How to Modify Your Yoga Practice for Wrist Injuries
There are so many yoga poses that require your hands to be on the ground (tabletop, downward dog, upward dog, plank, arm balances, handstand, etc.), and repeating these postures over and over with poor wrist and hand positioning can lead to injury. If you've recently injured your wrist, it may be appropriate to skip your yoga practice all together, but if your doctor says you’re healthy enough to participate, there are certainly a few ways to limit the pressure you put on your wrists, prevent injury, and avoid aggravation of an old wrist injury.
1. Spread your fingers: Everyone should be doing this, regardless of wrist injury.
• Practice this in tabletop. Bring your shoulders directly over your wrists and your hips directly over your knees. Take a look at your hands. Spread your fingers as wide as you possibly can. Maintain that spread as you press down evenly into all of the knuckles, the fingertips, and all four corners of the palm.
2. Prop your palms: Reducing the angle between your forearm and your hand can take some pressure off of the wrists.
• Place a wedge, a folded towel, or a folded blanket toward the top of your mat and use it throughout your entire Vinyasa with the base of your palms on the thickest part. Let your fingers touch the mat, and don't forget to spread them wide here as well.
3. Make fists: This works particularly well for tabletop and plank positions.
• Come to tabletop and make a fist (with your thumb outside of your fingers) and place the flat expanse of your knuckles on the floor. Activate the muscles in your forearm and practice stepping into and out of plank from tabletop, being careful as not to allow your wrists to buckle inward or outward. If this buckling occurs, skip this modification, and try #4 on this list.

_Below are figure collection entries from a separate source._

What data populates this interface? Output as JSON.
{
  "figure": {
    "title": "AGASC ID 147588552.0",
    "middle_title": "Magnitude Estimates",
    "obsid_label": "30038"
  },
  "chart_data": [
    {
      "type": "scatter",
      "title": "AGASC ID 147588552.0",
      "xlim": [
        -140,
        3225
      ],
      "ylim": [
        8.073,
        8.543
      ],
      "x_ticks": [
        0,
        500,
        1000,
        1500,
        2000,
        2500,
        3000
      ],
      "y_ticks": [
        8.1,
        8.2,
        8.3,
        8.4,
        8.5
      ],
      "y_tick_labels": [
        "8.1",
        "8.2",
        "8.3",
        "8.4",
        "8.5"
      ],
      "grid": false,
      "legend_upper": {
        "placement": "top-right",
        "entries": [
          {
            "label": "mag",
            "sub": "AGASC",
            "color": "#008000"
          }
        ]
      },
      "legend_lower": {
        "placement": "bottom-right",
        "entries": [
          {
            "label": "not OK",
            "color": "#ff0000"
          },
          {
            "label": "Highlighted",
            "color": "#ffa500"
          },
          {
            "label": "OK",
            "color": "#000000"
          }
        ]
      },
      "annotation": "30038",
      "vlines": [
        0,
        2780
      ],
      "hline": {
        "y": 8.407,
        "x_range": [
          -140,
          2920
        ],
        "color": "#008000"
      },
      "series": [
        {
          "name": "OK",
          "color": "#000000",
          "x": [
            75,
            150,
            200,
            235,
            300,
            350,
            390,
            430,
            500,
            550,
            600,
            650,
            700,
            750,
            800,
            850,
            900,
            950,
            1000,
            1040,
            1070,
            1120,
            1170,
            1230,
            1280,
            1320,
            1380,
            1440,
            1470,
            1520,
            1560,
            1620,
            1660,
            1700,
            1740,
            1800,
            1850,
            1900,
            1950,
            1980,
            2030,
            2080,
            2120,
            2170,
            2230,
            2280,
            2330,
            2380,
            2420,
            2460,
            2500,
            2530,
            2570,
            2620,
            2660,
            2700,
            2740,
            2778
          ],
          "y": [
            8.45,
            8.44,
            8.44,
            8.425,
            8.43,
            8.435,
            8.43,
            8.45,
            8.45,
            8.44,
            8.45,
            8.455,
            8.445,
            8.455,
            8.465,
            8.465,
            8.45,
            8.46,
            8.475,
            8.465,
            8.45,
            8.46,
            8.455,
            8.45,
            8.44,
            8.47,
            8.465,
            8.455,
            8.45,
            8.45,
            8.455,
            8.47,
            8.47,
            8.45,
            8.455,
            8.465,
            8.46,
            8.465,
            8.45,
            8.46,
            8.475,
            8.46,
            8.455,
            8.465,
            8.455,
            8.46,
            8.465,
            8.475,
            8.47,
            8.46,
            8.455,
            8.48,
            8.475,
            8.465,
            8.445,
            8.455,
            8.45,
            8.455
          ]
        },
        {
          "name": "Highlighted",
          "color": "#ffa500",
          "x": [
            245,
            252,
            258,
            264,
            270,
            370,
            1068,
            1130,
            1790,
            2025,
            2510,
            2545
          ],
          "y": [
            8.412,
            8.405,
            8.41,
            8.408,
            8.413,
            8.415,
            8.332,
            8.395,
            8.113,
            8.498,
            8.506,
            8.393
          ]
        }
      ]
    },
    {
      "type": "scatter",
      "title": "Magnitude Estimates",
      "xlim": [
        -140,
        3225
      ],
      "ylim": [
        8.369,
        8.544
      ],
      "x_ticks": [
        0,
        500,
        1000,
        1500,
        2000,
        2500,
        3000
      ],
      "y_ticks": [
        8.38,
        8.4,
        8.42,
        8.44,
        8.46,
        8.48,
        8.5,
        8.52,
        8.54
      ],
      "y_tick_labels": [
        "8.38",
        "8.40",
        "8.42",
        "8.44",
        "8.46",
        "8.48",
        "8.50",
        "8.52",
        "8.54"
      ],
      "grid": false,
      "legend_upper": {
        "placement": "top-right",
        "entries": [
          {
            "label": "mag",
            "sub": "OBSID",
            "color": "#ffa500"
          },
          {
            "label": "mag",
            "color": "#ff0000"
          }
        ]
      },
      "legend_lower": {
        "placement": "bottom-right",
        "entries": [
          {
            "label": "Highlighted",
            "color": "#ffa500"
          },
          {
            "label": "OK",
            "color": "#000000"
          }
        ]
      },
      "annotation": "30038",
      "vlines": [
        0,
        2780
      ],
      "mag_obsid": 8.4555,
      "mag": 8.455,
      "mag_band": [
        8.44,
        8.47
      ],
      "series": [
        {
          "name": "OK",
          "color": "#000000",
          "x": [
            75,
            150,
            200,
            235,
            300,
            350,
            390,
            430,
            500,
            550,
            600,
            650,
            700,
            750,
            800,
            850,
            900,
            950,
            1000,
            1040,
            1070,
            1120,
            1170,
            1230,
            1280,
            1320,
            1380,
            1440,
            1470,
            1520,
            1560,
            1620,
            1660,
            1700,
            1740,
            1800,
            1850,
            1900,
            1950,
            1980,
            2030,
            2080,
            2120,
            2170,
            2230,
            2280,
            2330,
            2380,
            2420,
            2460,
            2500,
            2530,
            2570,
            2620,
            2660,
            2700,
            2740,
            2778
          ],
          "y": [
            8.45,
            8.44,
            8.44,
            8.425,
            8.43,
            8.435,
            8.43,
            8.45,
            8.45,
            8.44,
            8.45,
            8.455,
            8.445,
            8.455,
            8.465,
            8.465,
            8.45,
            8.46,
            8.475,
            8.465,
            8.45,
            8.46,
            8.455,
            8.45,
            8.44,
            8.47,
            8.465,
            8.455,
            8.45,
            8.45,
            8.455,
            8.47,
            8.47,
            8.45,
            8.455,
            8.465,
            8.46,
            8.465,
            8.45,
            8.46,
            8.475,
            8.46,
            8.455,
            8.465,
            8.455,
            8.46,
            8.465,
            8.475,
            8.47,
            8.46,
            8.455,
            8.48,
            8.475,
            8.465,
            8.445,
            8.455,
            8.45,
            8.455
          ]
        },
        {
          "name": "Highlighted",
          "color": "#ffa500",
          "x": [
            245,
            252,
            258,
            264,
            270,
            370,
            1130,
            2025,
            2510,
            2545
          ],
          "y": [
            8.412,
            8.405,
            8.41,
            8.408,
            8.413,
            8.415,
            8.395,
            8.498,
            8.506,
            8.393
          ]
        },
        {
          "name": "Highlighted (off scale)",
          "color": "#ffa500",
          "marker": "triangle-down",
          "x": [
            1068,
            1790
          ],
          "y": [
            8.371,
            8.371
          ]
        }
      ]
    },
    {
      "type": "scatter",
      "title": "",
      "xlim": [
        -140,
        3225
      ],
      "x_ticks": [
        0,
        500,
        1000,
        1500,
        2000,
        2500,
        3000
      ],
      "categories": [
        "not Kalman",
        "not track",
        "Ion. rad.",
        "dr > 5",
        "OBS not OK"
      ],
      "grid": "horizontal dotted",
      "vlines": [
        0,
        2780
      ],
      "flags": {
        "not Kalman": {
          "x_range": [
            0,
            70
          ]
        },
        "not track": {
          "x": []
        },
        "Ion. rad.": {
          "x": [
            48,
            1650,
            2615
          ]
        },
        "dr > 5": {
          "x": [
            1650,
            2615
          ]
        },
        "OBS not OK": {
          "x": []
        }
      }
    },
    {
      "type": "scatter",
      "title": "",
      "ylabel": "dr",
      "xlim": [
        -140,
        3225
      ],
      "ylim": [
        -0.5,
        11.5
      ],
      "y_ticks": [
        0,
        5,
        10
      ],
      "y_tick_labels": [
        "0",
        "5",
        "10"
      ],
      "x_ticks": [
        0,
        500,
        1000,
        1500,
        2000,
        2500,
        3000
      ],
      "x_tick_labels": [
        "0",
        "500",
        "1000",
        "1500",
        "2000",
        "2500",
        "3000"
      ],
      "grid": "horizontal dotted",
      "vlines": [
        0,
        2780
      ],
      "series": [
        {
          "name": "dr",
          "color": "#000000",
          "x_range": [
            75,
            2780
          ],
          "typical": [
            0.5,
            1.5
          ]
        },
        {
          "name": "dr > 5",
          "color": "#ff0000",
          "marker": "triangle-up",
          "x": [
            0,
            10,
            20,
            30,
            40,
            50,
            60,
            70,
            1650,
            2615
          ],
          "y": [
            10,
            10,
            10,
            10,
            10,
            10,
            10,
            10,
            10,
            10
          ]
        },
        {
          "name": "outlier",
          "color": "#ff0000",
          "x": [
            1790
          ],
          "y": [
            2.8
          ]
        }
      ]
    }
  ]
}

4. Use your forearms: When others are practicing poses (like plank, side plank, and handstand) that can aggravate your wrist injury, use your forearms instead!
• Modify plank with forearm plank
• Modify side plank with forearm side plank
• Modify handstand with forearm stand
5. Take a child’s pose: When in doubt, skip it! There are certain poses that just don’t work during times of injury. Perhaps, the best modification for a pose that puts a great amount of pressure on your wrists is a simple child’s pose.
If you’ve newly injured your wrists, or you’re dealing with chronic wrist pain, sometimes the best thing to do is avoid putting any pressure on your hands for a while. Restorative yoga, and most forms of gentle yoga will afford you the opportunity to still practice yoga without re-injuring your wrists. Talk to your doctor or physical therapist and bring that information to your teacher who can help you modify around your pain until you’re feeling better.